Линия иной судьбы. Трилогия (СИ), стр. 20
Май пролетел незаметно, в постоянных заботах и коротких, уже по-летнему тёплых грозах. Земля, иссушенная первыми жаркими ветрами, жадно пила эту влагу, оживая прямо на глазах.
К началу июня огород было уже не узнать. За каких-нибудь две недели картофель дружно поднялся, зацвели помидоры, между грядками полезла вездесущая лебеда, которую приходилось выпалывать едва ли не через день.
Работы хватало всем. Павел чувствовал себя настоящим хозяином и старшим мужчиной в семье. Утром поливал огород, потом бегал за водой, помогал бабе Лизе рыхлить землю. Я тоже без дела не сидел. Пусть толку от меня было немного, но ведёрко воды донести мог, сорняки выдёргивал старательно.
Жили по-прежнему небогато. Хлеб выдавали по карточкам, поэтому каждый выросший огурец, каждая свёкла и каждая картофелина были на счету. Первую молодую картошку баба Лиза варила в мундире, посыпала крупной солью, поливала ложкой душистого подсолнечного масла, и мне казалось, что ничего вкуснее я в жизни не ел.
Вечерами, когда спадала дневная жара, вся станица выбиралась из душных хат наружу. Жизнь перетекала на улицу. Старики в потрёпанных, ещё довоенных картузах чинно сидели на завалинках, попыхивая самосадом-горлодёром. Женщины, пользуясь последними минутами закатного солнца, устраивались прямо у плетней. Швейные иглы так и мелькали в руках: перелицовывали старые пиджаки, латали протёртые кожаные поршни или перебирали в деревянных чашках пёструю фасоль на семена. Дети носились по улице босиком до самой темноты. Разговоры теперь всё чаще вели не о том, кто погиб, а о том, где наши наступают. Почтальона по-прежнему ждали с замиранием сердца, но фронтовые треугольники стали приходить чаще, чем казённые похоронки.

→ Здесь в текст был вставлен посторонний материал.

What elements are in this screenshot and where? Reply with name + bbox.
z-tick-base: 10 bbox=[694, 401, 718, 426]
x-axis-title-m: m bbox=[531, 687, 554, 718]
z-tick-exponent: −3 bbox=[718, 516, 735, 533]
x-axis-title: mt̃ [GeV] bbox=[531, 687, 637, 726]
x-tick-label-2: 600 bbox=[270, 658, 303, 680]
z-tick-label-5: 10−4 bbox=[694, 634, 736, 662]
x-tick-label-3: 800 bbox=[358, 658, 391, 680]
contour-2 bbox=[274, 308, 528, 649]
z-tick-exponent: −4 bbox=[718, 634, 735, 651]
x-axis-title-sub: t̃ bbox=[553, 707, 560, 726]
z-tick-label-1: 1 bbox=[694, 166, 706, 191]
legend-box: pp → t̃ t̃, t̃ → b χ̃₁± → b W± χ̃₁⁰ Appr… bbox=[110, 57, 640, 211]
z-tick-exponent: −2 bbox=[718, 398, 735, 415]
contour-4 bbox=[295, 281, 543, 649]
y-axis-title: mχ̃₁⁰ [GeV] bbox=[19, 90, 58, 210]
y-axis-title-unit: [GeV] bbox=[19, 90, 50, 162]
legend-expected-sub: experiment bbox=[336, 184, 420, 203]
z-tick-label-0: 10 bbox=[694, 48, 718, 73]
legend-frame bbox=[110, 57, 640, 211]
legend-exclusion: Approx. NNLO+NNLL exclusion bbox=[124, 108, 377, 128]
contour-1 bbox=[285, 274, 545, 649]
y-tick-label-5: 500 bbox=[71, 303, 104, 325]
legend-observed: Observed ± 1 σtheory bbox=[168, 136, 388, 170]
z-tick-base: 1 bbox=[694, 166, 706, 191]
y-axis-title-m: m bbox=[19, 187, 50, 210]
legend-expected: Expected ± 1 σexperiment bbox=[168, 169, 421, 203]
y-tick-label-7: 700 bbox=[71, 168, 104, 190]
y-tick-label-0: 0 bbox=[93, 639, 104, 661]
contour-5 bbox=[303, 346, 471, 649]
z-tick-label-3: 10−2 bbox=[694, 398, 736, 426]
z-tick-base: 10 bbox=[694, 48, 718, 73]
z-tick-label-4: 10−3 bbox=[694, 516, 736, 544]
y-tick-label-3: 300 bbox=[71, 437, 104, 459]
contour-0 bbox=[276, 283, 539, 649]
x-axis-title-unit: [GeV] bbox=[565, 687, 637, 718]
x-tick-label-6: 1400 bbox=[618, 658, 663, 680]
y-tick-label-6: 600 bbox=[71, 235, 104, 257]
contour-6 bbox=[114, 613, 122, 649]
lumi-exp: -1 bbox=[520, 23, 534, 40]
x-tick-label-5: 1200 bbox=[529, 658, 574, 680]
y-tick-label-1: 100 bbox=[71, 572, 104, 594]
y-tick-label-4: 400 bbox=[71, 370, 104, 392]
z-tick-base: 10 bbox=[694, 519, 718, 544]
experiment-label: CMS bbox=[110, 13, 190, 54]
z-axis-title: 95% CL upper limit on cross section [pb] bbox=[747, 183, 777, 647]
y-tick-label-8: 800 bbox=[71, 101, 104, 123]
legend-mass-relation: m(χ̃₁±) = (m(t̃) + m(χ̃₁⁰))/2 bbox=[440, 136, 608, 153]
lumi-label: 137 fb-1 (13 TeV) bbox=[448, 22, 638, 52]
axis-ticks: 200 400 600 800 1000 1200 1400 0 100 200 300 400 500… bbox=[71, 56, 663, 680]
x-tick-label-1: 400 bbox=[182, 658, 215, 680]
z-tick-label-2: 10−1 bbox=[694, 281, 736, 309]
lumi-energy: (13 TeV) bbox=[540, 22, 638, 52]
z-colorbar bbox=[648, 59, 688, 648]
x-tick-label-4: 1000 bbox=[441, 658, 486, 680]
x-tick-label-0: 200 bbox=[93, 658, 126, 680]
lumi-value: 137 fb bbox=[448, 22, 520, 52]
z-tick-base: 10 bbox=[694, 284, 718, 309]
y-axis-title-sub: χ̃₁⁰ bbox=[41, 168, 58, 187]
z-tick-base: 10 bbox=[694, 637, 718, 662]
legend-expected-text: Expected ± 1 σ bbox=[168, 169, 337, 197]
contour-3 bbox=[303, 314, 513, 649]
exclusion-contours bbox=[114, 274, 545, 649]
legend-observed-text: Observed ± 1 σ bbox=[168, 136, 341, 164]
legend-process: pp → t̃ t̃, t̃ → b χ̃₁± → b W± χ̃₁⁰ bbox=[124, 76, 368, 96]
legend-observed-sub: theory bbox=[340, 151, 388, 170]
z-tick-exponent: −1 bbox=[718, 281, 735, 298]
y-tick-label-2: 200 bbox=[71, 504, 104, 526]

Несколько раз в неделю эти уличные посиделки плавно перемещались к нам в хату. Чёрная тарелка репродуктора на нашей стене была одна на всю улицу, и к часу вечерней сводки Совинформбюро у нас собирались соседи из четырёх ближайших домов. Бабы тихонько проходили, присаживались на лавки вдоль стен или прямо на корточки у порога.

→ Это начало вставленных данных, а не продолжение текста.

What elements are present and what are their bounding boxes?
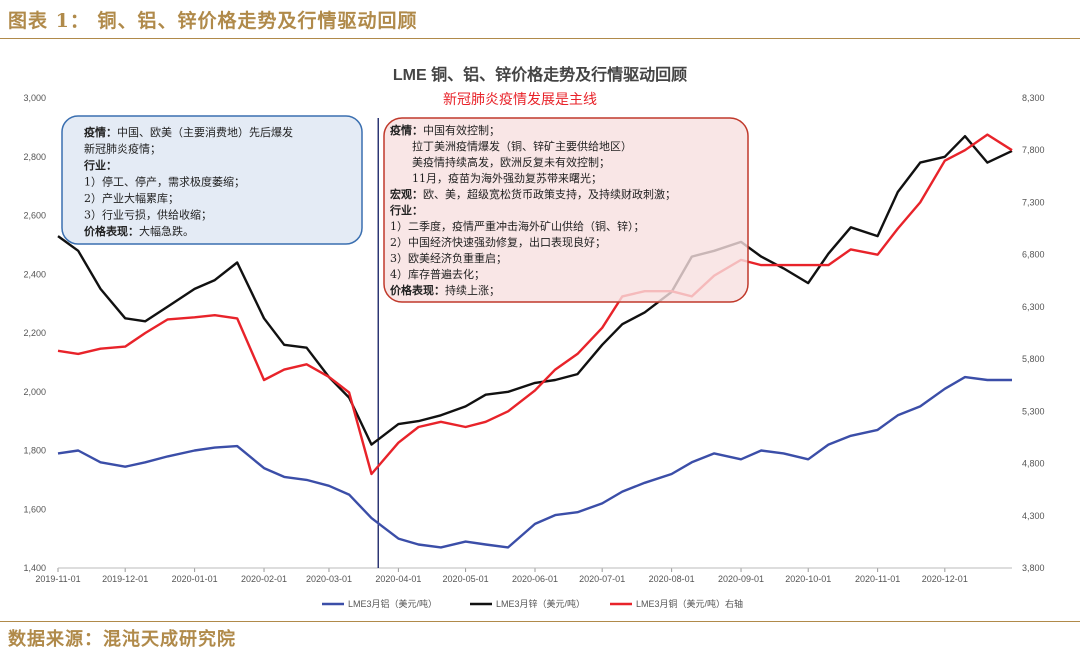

В тот душный августовский вечер в хате было не продохнуть. Уже несколько недель вся страна жила боями под Курском. Люди ждали вечерней сводки, ловя каждое слово Левитана.
Репродуктор привычно захрипел, зашипел, и вдруг вместо обычного тона раздался торжественный, чеканный голос:
— Говорит Москва!..
Бабы разом подобрались.
— Приказ Верховного Главнокомандующего… Сегодня, 5 августа, войска Брянского фронта при содействии с флангов войск Западного и Центрального фронтов в результате ожесточённых боёв овладели городом Орёл. Сегодня же войска Степного и Воронежского фронтов сломили сопротивление противника и овладели городом Белгород!
У бабы Лизы из рук выпала тряпка. Соседка Марья всхлипнула и сразу зажала рот ладонью, чтобы не пропустить ни слова.
— В ознаменование одержанной победы, — гремел репродуктор, — сегодня в двадцать четыре часа столица нашей Родины Москва будет салютовать нашим доблестным войскам, освободившим Орёл и Белгород, двенадцатью артиллерийскими залпами из ста двадцати четырёх орудий!
В хате повисла оглушительная тишина. Салют? За два года войны никто из них не слышал этого слова в военных сводках. Орудия всегда означали смерть, а теперь они должны были стрелять в честь победы.
И вдруг хата словно ожила. Женщины плакали, обнимали друг друга, крестились на тёмный угол с иконами. Пашка выскочил во двор с криком:
— Орёл наш!
Я сидел на лавке, оглушённый этим ликованием, и чувствовал, как по спине бегут мурашки. Владимир Игоревич, проживший пятьдесят лет в совсем другой стране, понимал то, чего ещё не могли знать эти люди. Вечер пятого августа сорок третьего навсегда войдёт в историю как начало большого перелома. До Берлина оставалось ещё два года тяжелейшей войны, но теперь было ясно: Красная армия окончательно перехватила инициативу.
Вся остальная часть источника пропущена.